2005 - February, a prominent Houston law firm and a Texas bank were SMACKED and Beaten with a $65.5 million verdict in a highly complex estate planning case that involved major problems and conflicts of interest. (65 million dollar jury award)
2005 – 3 years after a jury acquitted a company in Florida of manslaughter and criminal charges, a Florida civil jury SLAMMED the outdoor advertiser with a $65 million jury award verdict for the shock and electrocution of a sixth-grade boy.
Age Discrimination - In December, a Los Angeles California jury found that PrivatAir - an aviation company focusing on private airline services - wrongfully fired Captain Doyle D. Baker on the basis of his age, defaming him in the termination process and causing extreme emotional distress.

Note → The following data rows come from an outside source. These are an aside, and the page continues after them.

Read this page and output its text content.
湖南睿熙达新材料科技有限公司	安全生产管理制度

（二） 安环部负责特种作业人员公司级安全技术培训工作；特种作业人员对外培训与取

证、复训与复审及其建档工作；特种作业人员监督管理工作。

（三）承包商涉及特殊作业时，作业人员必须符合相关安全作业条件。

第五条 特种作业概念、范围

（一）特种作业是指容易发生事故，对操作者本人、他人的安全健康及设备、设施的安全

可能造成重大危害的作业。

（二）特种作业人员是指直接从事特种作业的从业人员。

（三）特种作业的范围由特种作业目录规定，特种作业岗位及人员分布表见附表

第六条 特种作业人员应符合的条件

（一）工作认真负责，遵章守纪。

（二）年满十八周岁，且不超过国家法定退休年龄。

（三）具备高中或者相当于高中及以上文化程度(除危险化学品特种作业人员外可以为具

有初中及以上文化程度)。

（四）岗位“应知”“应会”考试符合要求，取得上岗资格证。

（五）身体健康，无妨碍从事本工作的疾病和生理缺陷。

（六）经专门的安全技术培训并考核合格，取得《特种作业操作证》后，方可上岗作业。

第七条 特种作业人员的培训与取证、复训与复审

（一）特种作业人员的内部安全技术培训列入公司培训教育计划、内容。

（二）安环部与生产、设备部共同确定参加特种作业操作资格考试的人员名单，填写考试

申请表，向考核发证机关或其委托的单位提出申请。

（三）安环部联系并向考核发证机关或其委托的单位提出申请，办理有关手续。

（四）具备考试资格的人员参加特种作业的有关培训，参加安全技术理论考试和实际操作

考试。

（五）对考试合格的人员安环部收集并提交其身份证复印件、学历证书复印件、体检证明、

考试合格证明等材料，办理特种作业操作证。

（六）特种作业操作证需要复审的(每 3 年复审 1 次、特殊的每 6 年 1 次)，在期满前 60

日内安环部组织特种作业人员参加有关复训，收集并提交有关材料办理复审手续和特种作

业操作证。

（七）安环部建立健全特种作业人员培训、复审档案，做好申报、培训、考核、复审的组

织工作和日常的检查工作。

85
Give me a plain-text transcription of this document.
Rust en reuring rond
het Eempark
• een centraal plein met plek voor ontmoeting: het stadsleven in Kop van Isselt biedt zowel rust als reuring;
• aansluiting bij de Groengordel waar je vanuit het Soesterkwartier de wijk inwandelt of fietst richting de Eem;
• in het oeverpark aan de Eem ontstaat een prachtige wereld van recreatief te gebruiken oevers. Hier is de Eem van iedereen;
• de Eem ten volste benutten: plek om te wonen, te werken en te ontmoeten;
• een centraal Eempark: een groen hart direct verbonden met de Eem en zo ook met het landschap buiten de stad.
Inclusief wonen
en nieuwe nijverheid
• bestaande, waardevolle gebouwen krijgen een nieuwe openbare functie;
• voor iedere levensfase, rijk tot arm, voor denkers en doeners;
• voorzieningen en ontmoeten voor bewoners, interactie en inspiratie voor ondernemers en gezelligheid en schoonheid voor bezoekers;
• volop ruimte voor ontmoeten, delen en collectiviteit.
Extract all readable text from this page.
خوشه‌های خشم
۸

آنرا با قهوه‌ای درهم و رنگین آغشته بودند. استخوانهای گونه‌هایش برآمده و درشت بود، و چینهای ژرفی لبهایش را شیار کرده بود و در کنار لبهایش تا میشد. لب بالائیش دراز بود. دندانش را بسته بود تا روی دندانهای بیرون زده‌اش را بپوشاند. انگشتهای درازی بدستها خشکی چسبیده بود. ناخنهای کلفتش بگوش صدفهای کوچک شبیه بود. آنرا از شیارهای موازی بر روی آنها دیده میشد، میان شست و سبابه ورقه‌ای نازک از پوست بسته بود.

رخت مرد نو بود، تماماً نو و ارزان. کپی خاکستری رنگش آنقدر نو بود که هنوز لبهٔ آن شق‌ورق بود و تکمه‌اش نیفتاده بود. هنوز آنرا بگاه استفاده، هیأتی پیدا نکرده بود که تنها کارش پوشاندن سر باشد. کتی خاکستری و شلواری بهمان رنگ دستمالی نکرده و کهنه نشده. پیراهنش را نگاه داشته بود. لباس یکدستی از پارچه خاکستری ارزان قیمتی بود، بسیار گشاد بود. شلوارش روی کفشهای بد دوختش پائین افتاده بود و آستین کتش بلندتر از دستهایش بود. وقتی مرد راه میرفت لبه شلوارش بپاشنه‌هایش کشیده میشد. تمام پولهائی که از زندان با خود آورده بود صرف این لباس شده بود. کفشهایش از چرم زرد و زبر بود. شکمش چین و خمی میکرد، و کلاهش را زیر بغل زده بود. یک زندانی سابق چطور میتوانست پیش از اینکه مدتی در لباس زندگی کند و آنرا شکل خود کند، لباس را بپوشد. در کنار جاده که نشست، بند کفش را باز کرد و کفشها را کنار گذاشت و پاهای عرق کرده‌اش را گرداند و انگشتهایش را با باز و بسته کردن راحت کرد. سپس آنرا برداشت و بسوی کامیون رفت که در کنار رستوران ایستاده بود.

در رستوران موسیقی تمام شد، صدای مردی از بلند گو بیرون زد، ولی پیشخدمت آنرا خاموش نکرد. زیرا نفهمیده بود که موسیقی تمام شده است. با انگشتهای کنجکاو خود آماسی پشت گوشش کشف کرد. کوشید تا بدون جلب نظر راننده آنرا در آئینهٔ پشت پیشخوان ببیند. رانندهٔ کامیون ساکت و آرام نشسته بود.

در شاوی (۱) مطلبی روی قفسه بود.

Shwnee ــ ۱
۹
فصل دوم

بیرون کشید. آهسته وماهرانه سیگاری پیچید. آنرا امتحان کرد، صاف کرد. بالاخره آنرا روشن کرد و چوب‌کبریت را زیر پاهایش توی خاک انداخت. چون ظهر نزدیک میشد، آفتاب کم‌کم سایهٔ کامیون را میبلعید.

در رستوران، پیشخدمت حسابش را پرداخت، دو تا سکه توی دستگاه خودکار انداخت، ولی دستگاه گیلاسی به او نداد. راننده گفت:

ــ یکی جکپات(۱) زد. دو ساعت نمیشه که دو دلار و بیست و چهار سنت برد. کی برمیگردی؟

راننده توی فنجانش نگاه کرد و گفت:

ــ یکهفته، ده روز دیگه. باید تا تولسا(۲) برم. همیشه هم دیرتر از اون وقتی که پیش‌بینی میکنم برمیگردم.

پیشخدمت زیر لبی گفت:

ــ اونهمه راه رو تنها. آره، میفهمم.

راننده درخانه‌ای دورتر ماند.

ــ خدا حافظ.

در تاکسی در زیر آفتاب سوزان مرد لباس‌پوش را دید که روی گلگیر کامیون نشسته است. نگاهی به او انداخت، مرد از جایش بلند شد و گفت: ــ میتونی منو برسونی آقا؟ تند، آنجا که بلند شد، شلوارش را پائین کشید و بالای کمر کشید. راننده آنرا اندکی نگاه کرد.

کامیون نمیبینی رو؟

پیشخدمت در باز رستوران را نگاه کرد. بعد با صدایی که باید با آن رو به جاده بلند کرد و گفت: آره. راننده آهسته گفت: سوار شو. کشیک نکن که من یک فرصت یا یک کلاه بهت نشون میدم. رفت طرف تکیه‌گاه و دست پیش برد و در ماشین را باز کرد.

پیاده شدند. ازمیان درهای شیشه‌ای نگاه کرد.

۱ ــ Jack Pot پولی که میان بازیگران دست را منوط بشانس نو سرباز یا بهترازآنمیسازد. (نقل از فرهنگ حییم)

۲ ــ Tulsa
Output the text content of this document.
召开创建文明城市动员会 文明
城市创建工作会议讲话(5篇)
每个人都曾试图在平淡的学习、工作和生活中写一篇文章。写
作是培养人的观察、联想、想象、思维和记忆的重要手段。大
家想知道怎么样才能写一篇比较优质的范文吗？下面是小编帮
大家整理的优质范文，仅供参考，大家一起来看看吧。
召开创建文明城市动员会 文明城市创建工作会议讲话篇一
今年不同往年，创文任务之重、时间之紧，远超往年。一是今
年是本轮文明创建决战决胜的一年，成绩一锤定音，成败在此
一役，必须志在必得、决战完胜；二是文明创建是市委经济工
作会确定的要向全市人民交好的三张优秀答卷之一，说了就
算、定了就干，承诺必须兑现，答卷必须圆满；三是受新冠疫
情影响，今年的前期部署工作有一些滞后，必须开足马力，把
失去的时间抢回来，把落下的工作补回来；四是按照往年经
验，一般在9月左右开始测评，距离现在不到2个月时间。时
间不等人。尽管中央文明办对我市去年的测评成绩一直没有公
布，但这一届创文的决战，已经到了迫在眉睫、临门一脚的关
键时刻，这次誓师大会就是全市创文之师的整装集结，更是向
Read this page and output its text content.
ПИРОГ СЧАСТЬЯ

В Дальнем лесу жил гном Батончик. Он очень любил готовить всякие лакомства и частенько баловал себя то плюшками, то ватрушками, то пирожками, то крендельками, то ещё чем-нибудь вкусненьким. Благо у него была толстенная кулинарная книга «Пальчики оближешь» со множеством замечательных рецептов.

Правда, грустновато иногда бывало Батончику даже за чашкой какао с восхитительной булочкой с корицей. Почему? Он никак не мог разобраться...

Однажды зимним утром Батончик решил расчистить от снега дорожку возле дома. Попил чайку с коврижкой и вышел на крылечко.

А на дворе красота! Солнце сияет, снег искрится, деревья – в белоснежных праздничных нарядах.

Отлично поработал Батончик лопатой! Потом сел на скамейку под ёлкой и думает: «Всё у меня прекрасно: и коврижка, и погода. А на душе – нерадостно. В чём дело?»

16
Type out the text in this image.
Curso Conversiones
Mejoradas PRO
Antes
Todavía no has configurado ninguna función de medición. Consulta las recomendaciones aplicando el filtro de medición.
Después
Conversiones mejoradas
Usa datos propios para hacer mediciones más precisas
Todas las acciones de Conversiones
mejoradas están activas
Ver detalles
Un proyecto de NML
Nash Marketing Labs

Punitive damages serve a number of important functions which—despite a few horror stories, which are themselves either apocryphal or overturned in the courts, the functions remain valid and in the public interest. Persons causing great harm—persons deliberately or with gross negligence causing great harm should not view paying damages as merely a cost of doing business, a cost that might fit neatly into a risk analysis of wrongdoing. That is what happened in the Ford Pinto case in which the cost of paying claims to victims of a known deadly hazard was deemed less than the cost to retool the assembly line, and thus the hazard was maintained knowing full well that further people—more people would be injured or killed.
This is the purpose of punitive damages, to punish this kind of egregious wrongdoing, and to deter, to be a deterrent to such conduct. It is not immediately clear why a deterrent—or the necessity of the deterrent should bear any great relationship to the amount of actual damages in a given case. There is nothing wrong and indeed something highly desirable in maintaining this disincentive to wrongdoing in an appropriate relationship to the harm and the conduct of the tort-feasor. This trend has led one commentator to suggest that ''[p]unitive damages have replaced baseball as our national sport.'' Theodore B. Olson, Rule of Law: The Dangerous National Sport of Punitive Damages, Wall St. J., Oct. 5, 1994, at A17. See also Malcolm E. Wheeler, A Proposal for Further Common Law Development of the Use of Punitive Damages in Modern Products Liability Litigation, 40 Ala. L. Rev. 919, 919 (1989) (''Today, hardly a month goes by without a multimillion-dollar punitive damages verdict in a product liability case.'').